Other Key Issues from Late 2025

  • Reports of wasteful spending, such as €350,000 on a driveway, lift shaft, and peacock enclosure at Kerdiffstown House (a shelter in Co Kildare) under former CEO Pat Doyle.
  • €172,000 spent renting a derelict, uninhabitable property in Limerick for over five years.
  • Fundraising has collapsed dramatically (from €15 million in 2022 to ~€2 million in 2025, with projections as low as €500,000 for 2026).
  • The trust is transferring properties (valued to repay the bailout) to local authorities and the state, as part of bailout conditions. This includes ongoing talks and asset reviews expected to continue into 2026.
  • 2023 accounts (published late in 2025 after delays) showed a €23 million property write-down and other accounting issues.

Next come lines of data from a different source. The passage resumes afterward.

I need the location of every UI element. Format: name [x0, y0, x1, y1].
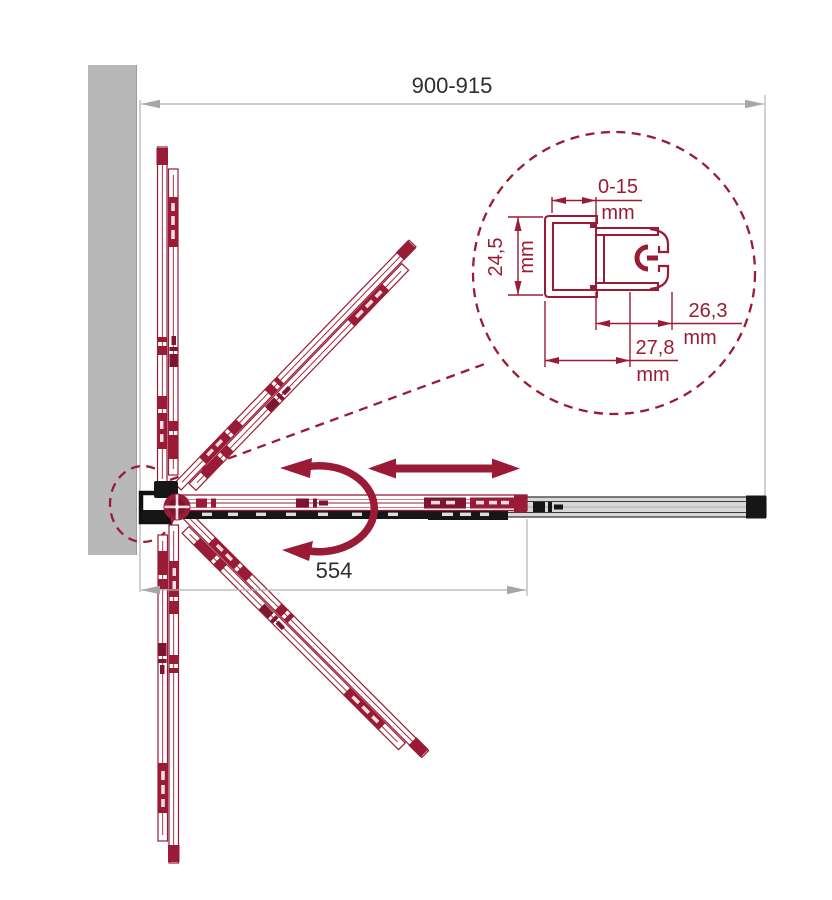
gap-unit: mm [601, 202, 634, 224]
detail-dim-depth: 24,5 mm [485, 217, 543, 295]
inner-value: 26,3 [689, 300, 728, 322]
depth-value: 24,5 [485, 238, 507, 277]
inner-unit: mm [683, 327, 716, 349]
technical-drawing-canvas: 900-915 [0, 0, 832, 900]
door-leading-edge-cap [514, 496, 527, 513]
shower-door-diagram: 900-915 [0, 0, 832, 900]
depth-unit: mm [516, 240, 538, 273]
glass-clip-profile [637, 247, 648, 269]
outer-unit: mm [636, 364, 669, 386]
open-width-label: 554 [316, 558, 353, 583]
door-panel-folded-down [158, 525, 180, 863]
slide-arrow-icon [368, 459, 520, 479]
overall-width-label: 900-915 [412, 73, 493, 98]
detail-callout: 0-15 mm 24,5 mm 26,3 mm [473, 132, 755, 414]
outer-value: 27,8 [636, 337, 675, 359]
door-panel-folded-up [157, 147, 179, 485]
profile-cross-section [545, 216, 668, 297]
folding-door-open-panel [168, 495, 527, 513]
rail-end-cap [746, 496, 766, 519]
gap-value: 0-15 [598, 176, 638, 198]
wall [88, 65, 137, 555]
door-panel-diagonal-up [174, 239, 425, 497]
detail-dim-outer: 27,8 mm [545, 292, 678, 386]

The current chairperson (former HSE chief Tony O’Brien, appointed in 2025) has described past operations as “rife with conflicts of interest” and emphasized governance reforms. The charity continues to deliver services and recruit staff (e.g., recent job postings for its Assets & Facilities team), but public trust and donations have been severely impacted. This situation has broader implications for Ireland’s reliance on NGOs for homelessness services, with calls for stronger oversight of the sector. For the official perspective, check the Peter McVerry Trust website (pmvtrust.ie), though recent media coverage has dominated the narrative. The saga is still unfolding, with potential further developments from the Garda probe.